Akin’s fundraising power was greatly diminished after major backers like the Republican National Commission and conservative super-PAC American Crossroads withdrew their financial support from his campaign. In recent weeks, he has re-gained some support from conservative groups. FEC data from Oct. 1 indicates that PACs have donated more than $372,000 to his campaign.

In previous races, Akin has still emerged victorious despite fundraising limitations. In the Republican primary, he beat out John Brunner despite being outspent by a margin of nearly three-to-one.

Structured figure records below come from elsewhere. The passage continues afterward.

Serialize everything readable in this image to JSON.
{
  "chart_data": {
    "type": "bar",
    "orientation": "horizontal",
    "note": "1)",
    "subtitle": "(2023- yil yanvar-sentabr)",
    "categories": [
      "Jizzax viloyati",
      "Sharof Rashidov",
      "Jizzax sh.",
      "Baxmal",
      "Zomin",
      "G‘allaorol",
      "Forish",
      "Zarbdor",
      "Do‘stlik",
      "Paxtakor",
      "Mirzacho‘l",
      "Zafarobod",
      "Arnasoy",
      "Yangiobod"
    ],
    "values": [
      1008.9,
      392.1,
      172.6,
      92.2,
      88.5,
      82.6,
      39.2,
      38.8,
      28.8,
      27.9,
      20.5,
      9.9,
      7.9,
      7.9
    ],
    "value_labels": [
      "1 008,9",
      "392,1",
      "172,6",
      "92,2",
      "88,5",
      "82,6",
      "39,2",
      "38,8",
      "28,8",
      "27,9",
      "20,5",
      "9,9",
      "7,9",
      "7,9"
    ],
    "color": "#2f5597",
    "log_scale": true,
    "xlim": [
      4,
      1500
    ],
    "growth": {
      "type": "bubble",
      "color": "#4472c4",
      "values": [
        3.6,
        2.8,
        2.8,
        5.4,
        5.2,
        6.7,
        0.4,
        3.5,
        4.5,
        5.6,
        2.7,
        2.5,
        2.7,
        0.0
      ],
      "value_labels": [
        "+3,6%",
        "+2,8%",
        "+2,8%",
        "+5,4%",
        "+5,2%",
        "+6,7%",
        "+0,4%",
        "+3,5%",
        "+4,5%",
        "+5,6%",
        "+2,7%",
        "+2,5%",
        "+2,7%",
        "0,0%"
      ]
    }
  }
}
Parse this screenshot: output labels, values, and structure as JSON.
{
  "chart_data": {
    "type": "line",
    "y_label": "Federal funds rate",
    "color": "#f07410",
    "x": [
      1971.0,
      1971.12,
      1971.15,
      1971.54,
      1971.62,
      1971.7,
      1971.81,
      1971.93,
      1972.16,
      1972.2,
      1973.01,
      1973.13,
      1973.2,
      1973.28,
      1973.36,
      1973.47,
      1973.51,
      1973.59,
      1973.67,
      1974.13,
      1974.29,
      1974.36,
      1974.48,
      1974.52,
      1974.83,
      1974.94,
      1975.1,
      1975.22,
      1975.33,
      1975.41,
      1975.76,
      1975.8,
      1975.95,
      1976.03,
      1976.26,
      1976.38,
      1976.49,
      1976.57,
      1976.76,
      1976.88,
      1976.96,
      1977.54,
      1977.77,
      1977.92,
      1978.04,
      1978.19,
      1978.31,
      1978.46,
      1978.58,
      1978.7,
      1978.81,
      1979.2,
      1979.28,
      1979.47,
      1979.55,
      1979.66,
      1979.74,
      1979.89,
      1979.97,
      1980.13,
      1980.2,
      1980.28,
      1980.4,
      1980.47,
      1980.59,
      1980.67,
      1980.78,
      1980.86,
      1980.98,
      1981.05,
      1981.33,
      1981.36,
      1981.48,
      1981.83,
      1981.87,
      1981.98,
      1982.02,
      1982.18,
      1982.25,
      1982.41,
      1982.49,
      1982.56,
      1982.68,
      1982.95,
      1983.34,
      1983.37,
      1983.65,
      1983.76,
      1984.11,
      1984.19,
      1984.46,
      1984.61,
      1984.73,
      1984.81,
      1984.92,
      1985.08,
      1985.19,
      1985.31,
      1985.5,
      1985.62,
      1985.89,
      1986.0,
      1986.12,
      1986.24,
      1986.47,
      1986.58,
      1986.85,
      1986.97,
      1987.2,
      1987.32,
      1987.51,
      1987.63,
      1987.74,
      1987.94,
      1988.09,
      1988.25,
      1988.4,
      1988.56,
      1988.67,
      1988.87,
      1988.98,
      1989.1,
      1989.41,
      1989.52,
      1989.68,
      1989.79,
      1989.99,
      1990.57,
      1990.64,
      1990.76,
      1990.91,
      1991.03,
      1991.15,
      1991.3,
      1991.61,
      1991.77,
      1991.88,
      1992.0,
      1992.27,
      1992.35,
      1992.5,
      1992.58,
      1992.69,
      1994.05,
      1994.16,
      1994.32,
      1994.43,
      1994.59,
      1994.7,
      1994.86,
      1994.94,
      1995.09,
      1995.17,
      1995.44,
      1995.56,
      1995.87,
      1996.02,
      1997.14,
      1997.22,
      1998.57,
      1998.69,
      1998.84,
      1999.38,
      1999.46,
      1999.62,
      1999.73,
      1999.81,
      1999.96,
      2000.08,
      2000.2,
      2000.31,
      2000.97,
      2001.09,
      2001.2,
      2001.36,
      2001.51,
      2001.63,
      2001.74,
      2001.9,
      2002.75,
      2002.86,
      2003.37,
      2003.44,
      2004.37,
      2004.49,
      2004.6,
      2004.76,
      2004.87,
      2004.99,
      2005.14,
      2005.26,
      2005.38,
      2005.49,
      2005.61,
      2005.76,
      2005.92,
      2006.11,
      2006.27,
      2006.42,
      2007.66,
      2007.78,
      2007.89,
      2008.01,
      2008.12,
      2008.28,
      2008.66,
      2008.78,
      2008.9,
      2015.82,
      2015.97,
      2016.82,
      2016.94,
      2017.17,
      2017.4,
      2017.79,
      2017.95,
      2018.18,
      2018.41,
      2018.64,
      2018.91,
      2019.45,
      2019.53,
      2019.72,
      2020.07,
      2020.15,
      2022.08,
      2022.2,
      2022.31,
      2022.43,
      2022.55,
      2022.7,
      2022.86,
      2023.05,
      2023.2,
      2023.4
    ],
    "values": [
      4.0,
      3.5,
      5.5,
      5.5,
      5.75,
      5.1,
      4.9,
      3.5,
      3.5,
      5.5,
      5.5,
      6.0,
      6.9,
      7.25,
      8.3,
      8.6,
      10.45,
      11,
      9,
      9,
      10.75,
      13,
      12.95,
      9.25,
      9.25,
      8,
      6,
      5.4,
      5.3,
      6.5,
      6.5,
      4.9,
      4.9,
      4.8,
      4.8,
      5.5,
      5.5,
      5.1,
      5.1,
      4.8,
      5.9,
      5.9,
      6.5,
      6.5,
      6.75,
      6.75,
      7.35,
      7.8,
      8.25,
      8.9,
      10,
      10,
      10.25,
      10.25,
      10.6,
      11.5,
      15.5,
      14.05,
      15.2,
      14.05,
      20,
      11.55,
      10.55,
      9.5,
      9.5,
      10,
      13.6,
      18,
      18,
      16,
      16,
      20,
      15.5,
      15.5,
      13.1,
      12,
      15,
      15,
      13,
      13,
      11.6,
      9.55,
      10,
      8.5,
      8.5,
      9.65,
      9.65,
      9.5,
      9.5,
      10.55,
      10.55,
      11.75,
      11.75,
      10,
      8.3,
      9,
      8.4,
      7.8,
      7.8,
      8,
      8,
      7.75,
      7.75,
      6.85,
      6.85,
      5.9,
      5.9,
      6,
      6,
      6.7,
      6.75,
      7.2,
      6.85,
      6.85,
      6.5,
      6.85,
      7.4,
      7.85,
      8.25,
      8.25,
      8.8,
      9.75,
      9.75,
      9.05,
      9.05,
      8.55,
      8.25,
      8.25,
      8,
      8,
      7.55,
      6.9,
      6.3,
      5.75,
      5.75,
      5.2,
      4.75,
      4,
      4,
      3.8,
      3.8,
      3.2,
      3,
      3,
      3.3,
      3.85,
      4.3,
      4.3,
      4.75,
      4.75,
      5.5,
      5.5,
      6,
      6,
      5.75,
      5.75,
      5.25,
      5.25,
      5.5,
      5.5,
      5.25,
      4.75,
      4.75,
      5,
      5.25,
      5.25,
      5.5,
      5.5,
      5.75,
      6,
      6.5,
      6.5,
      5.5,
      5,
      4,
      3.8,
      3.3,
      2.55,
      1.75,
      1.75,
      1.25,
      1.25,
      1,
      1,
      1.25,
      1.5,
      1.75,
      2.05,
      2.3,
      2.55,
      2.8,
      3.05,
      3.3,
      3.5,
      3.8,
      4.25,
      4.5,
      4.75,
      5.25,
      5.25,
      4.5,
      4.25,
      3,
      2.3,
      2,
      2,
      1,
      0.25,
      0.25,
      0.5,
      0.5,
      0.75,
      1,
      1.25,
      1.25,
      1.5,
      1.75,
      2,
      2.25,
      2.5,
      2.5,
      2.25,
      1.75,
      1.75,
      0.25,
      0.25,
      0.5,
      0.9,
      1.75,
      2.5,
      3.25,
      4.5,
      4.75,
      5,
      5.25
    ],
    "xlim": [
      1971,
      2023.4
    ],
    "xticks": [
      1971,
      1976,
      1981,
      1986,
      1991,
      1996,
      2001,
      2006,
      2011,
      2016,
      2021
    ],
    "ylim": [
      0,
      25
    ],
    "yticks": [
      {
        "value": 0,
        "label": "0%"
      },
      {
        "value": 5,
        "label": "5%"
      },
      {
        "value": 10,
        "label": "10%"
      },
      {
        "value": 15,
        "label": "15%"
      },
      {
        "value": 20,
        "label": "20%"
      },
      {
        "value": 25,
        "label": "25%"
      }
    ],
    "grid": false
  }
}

“Akin is kind of an odd candidate in that he has done reasonably well in the past even when he has been outspent,” Overby said.

Overby said although Akin is expected to capture the votes of Missouri’s bloc of Christian evangelicals, his limited funding may cause him to lag among other voting groups.

“It helps to have money,” Overby said. “Especially when you’re in a position like Akin where you’ve got to appeal to the moderate voters, the independent voters and the female voters that you’re not the bogeyman that the McCaskill campaign has made him out to be.”

Through Sept. 27, Akin spent about $884,000 on advertising. McCaskill, in contrast, has spent $5.1 million, according to the Center for Responsive Politics.

Rasmussen and Public Policy Polling polls conducted during the first days in October both show McCaskill leading Akin by 6 percent.

Prior to Akin’s legitimate rape comment, the same polls showed Akin leading by an average of 4 percent between March and July, according to Real Clear Politics.

“McCaskill was the most vulnerable democratic incumbent running for re-election this year," Overby said. "(Akin’s comment) made her more than competitive — it’s probably put her in the driver’s seat for this race."